The tape transcripts are incredibly compelling and the lifeforce of the story, and given they are decades old, offers insight in a way we hadn’t before — straight from the man who was right in the centre of the action during the period referred to as the Emergency in Ireland.

“When you hear the tapes of the kind of man that he was, the life he led, being this kind of James Bond-esque figure, a very unassuming quiet gentleman with the insights he has, it becomes so interesting,” Marc continues.
“There’s tapes of him, some of the spies with tapes of some of the Irish army intelligence, and these would have been all recorded in 1969 and early 1970 between Athlone and Dublin.”
War and the Irish stance on war is relevant even today with the sad events in Ukraine, he says, when talking of neutrality and points out that even with Ireland’s neutrality back then, the war did visit Ireland on several occasions.

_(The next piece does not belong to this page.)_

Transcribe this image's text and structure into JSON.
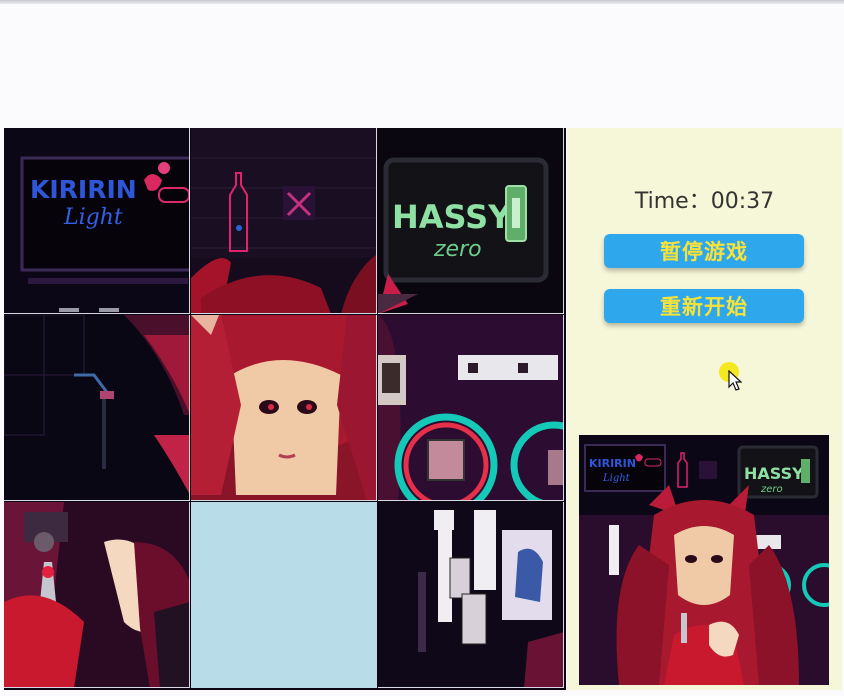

“You had bombing in County Wexford, you had the North Strand bombing. I teach in Eden Derry, County Offaly and there was an entire family destroyed by a Luftwaffe bomb. And I think when you look at the geopolitical situation in the world today, and when you look back at historical precedents, there are a lot of parallels between the first and second world wars,” he adds.
“In the First World War, we were part of the British colony, but in the Second World War, there were men who fought in British uniforms and in American uniforms. There are women who got involved in the UK, making parachutes and things like that. So, the idea that we were neutral? We were, but not really and I think that’s been well established by now.”
- Ireland’s Secret War: Dan Bryan, G2 and the lost tapes that reveal the hunt for Ireland’s Nazi spies (Gill Books, €16.99) by Marc Mc Menamin is out now.